Old analogue TV frequencies should turned into free ‘super WiFi’, scientists say
Old television frequencies are sold off by governments due to the change over from analogue to digital broadcasting, often to whoever is prepared to pay the most for them. They should instead be used to create a new range of free Wi-Fi, say scientists from the Karlsruhe Institute of Technology (KIT) in Germany.
Transmitting WiFi over old TV frequencies would cover a far wider area than traditional WiFi because they use much lower frequencies. Current WiFi is transmitted over local area networks (WLAN) at about 2GHz and therefore has a limited range.
And instead of auctioning them off, mostly to mobile phone networks, governments could use them for free WiFi networks, rendering pricey mobile phone services such as 4G obsolete.
Such a move would also bring a host of economic benefits, the scientists claim.
“Implementation of our approach would have far-reaching consequences. Individuals, institutions and companies would be far less dependent on expensive mobile communications networks in conducting their digital communication. This would also be of great economic benefit,” Arnd Weber of the Institute for technology Assessment and Systems Analysis (ITAS) at KIT, told Factor, a website covering the latest developments in technology and science.
Weber and his colleague Jens Elsner plan to make their case at the UN-initiated World Radio communication conference next year.
Their argument will rest on convincing governments that the long-term financial gains would far outweigh the short-term benefits from selling the old TV frequencies to whoever has the deepest pockets.
But some are not convinced.
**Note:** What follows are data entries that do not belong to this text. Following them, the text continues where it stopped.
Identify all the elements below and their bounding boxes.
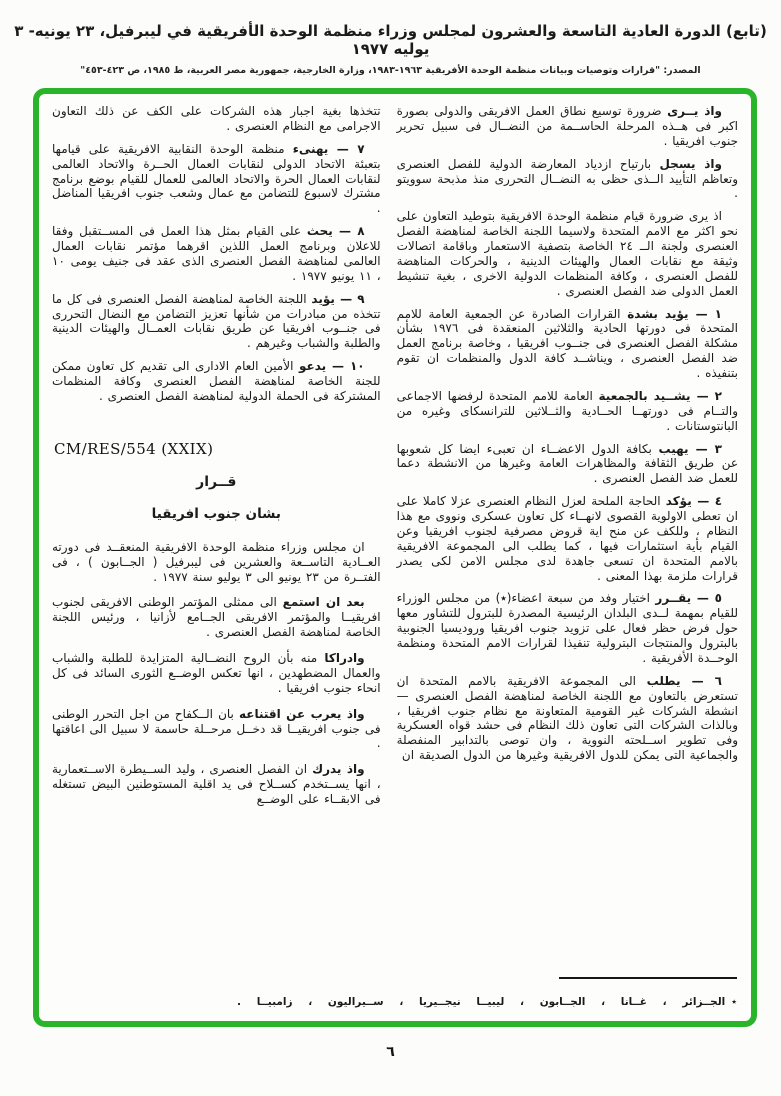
paragraph-lead: ٩ — يؤيد: [311, 291, 365, 306]
footnote-text: الجــزائر ، غــانا ، الجــابون ، ليبيــا نيجــيريا ، ســيراليون ، زامبيــا .: [237, 996, 726, 1008]
paragraph-lead: ١ — يؤيد بشدة: [627, 306, 722, 321]
page-number: ٦: [386, 1044, 395, 1060]
paragraph-text: ان مجلس وزراء منظمة الوحدة الافريقية المنعقــد فى دورته العــادية التاســعة والعشرين فى ليبرفيل ( الجــابون ) ، فى الفتــرة من ٢٣ يونيو الى ٣ يوليو سنة ١٩٧٧ .: [52, 539, 381, 584]
session-title: (تابع) الدورة العادية التاسعة والعشرون لمجلس وزراء منظمة الوحدة الأفريقية في ليبرفيل، ٢٣ يونيه- ٣ يوليه ١٩٧٧: [14, 22, 767, 58]
paragraph-text: اللجنة الخاصة لمناهضة الفصل العنصرى فى كل ما تتخذه من مبادرات من شأنها تعزيز التضامن مع النضال التحررى فى جنــوب افريقيا عن طريق نقابات العمــال والهيئات الدينية والطلبة والشباب وغيرهم .: [52, 291, 381, 351]
paragraph: [397, 591, 738, 665]
paragraph-text: ضرورة توسيع نطاق العمل الافريقى والدولى بصورة اكبر فى هــذه المرحلة الحاســمة من النضــال فى سبيل تحرير جنوب افريقيا .: [396, 104, 738, 148]
paragraph-text: الى المجموعة الافريقية بالامم المتحدة ان تستعرض بالتعاون مع اللجنة الخاصة لمناهضة الفصل العنصرى — انشطة الشركات غير القومية المتعاونة مع نظام جنوب افريقيا ، وبالذات الشركات التى تعاون ذلك النظام فى حشد قواه العسكرية وفى تطوير اســلحته النووية ، وان توصى بالتدابير المنفصلة والجماعية التى يمكن للدول الافريقية وغيرها من الدول الصديقة ان: [396, 673, 738, 763]
paragraph: [397, 157, 738, 202]
paragraph-text: القرارات الصادرة عن الجمعية العامة للامم المتحدة فى دورتها الحادية والثلاثين المنعقدة فى ١٩٧٦ بشأن مشكلة الفصل العنصرى فى جنــوب افريقيا ، وخاصة برنامج العمل ضد الفصل العنصرى ، ويناشــد كافة الدول والمنظمات ان تقوم بتنفيذه .: [396, 306, 738, 380]
paragraph: [52, 707, 381, 752]
paragraph-lead: ٣ — يهيب: [658, 441, 722, 456]
two-column-layout: [39, 94, 751, 1021]
paragraph: [52, 540, 381, 585]
paragraph-lead: واذ يعرب عن اقتناعه: [238, 706, 365, 721]
footnote-divider: [559, 977, 737, 979]
paragraph-lead: ٦ — يطلب: [646, 673, 722, 688]
source-citation: المصدر: "قرارات وتوصيات وبيانات منظمة الوحدة الأفريقية ١٩٦٣-١٩٨٣، وزارة الخارجية، جمهورية مصر العربية، ط ١٩٨٥، ص ٤٢٣-٤٥٣": [80, 65, 701, 76]
paragraph-text: على القيام بمثل هذا العمل فى المســتقبل وفقا للاعلان وبرنامج العمل اللذين اقرهما مؤتمر نقابات العمال العالمى لمناهضة الفصل العنصرى الذى عقد فى جنيف يومى ١٠ ، ١١ يونيو ١٩٧٧ .: [52, 224, 381, 283]
right-column: [397, 104, 738, 971]
paragraph: [397, 307, 738, 381]
paragraph: [52, 595, 381, 640]
paragraph-text: الحاجة الملحة لعزل النظام العنصرى عزلا كاملا على ان تعطى الاولوية القصوى لانهــاء كل تعاون عسكرى ونووى مع هذا النظام ، وللكف عن منح اية قروض مصرفية لجنوب افريقيا وعن القيام بأية استثمارات فيها ، كما يطلب الى المجموعة الافريقية بالامم المتحدة ان تسعى جاهدة لدى مجلس الامن لكى يصدر قرارات ملزمة بهذا المعنى .: [396, 494, 738, 583]
paragraph: [52, 104, 381, 134]
paragraph-lead: ٧ — يهنىء: [292, 141, 365, 156]
paragraph: [397, 209, 738, 298]
paragraph-lead: واذ يدرك: [312, 762, 365, 777]
document-frame: [33, 88, 757, 1027]
paragraph: [52, 142, 381, 216]
paragraph-text: بان الــكفاح من اجل التحرر الوطنى فى جنوب افريقيــا قد دخــل مرحــلة حاسمة لا سبيل الى اعاقتها .: [52, 706, 381, 751]
paragraph: [52, 762, 381, 807]
resolution-subtitle: بشان جنوب افريقيا: [151, 505, 281, 522]
paragraph: [397, 389, 738, 434]
paragraph-lead: بعد ان استمع: [282, 595, 365, 610]
paragraph-lead: ٤ — يؤكد: [665, 494, 723, 509]
paragraph-text: بكافة الدول الاعضــاء ان تعبىء ايضا كل شعوبها عن طريق الثقافة والمظاهرات العامة وغيرها من الانشطة دعما للعمل ضد الفصل العنصرى .: [396, 441, 738, 486]
paragraph-lead: ٢ — يشــيد بالجمعية: [598, 388, 722, 403]
paragraph-text: اذ يرى ضرورة قيام منظمة الوحدة الافريقية بتوطيد التعاون على نحو اكثر مع الامم المتحدة ولاسيما اللجنة الخاصة لمناهضة الفصل العنصرى ولجنة الــ ٢٤ الخاصة بتصفية الاستعمار وباقامة اتصالات وثيقة مع نقابات العمال والهيئات الدينية ، والحركات المناهضة للفصل العنصرى ، وكافة المنظمات الدولية الاخرى ، بغية تنشيط العمل الدولى ضد الفصل العنصرى .: [396, 209, 738, 298]
paragraph-text: العامة للامم المتحدة لرفضها الاجماعى والتــام فى دورتهــا الحــادية والثــلاثين للترانسكاى وغيره من البانتوستانات .: [396, 388, 738, 433]
paragraph: [397, 494, 738, 583]
resolution-code: CM/RES/554 (XXIX): [54, 439, 214, 458]
paragraph: [52, 651, 381, 696]
paragraph-lead: ١٠ — يدعو: [298, 359, 365, 374]
paragraph: [397, 104, 738, 149]
paragraph: [52, 224, 381, 284]
resolution-title: قــرار: [196, 473, 237, 490]
paragraph-text: الأمين العام الادارى الى تقديم كل تعاون ممكن للجنة الخاصة لمناهضة الفصل العنصرى وكافة المنظمات المشتركة فى الحملة الدولية لمناهضة الفصل العنصرى .: [52, 359, 381, 403]
paragraph: [52, 359, 381, 404]
paragraph-text: منظمة الوحدة النقابية الافريقية على قيامها بتعبئة الاتحاد الدولى لنقابات العمال الحــرة والاتحاد العالمى لنقابات العمال الحرة والاتحاد العالمى للعمال للقيام بوضع برنامج مشترك لاسبوع للتضامن مع عمال وشعب جنوب افريقيا المناضل .: [52, 141, 381, 216]
page-header: [10, 22, 771, 76]
paragraph-text: بارتياح ازدياد المعارضة الدولية للفصل العنصرى وتعاظم التأييد الــذى حظى به النضــال التحررى منذ مذبحة سوويتو .: [396, 156, 738, 201]
paragraph-text: اختيار وفد من سبعة اعضاء(٭) من مجلس الوزراء للقيام بمهمة لــدى البلدان الرئيسية المصدرة للبترول للتشاور معها حول فرض حظر فعال على تزويد جنوب افريقيا وروديسيا الجنوبية بالبترول والمنتجات البترولية تنفيذا لقرارات الامم المتحدة ومنظمة الوحــدة الأفريقية .: [396, 591, 738, 665]
paragraph-lead: واذ يــرى: [667, 104, 722, 118]
paragraph-lead: ٥ — يقــرر: [655, 591, 722, 606]
paragraph-lead: وادراكا: [324, 651, 365, 665]
left-column: [52, 104, 381, 971]
footnote-marker: ٭: [731, 996, 737, 1008]
paragraph-text: تتخذها بغية اجبار هذه الشركات على الكف عن ذلك التعاون الاجرامى مع النظام العنصرى .: [52, 104, 381, 133]
paragraph-lead: واذ يسجل: [659, 156, 723, 171]
paragraph-text: الى ممثلى المؤتمر الوطنى الافريقى لجنوب افريقيــا والمؤتمر الافريقى الجــامع لأزانيا ، ورئيس اللجنة الخاصة لمناهضة الفصل العنصرى .: [52, 595, 381, 640]
paragraph: [52, 292, 381, 352]
paragraph-text: منه بأن الروح النضــالية المتزايدة للطلبة والشباب والعمال المضطهدين ، انها تعكس الوضــع الثورى السائد فى كل انحاء جنوب افريقيا .: [52, 651, 381, 695]
paragraph-lead: ٨ — يحث: [306, 224, 365, 239]
paragraph: [397, 442, 738, 487]
footnote: [237, 996, 737, 1008]
paragraph-text: ان الفصل العنصرى ، وليد الســيطرة الاســتعمارية ، انها يســتخدم كســلاح فى يد اقلية المستوطنين البيض تستغله فى الابقــاء على الوضــع: [52, 762, 381, 806]
paragraph: [397, 674, 738, 763]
The Nobel Prize winning economist Ronald Coarse said the frequencies could indeed be auctioned off to make sure they are used effectively, and that governments should then use the proceeds from the selloffs to fund other things.
Others have argued that if used for WiFi, congestion would make these lower frequency networks unworkable, although the KIT scientists say applying the right technological approach would avoid this.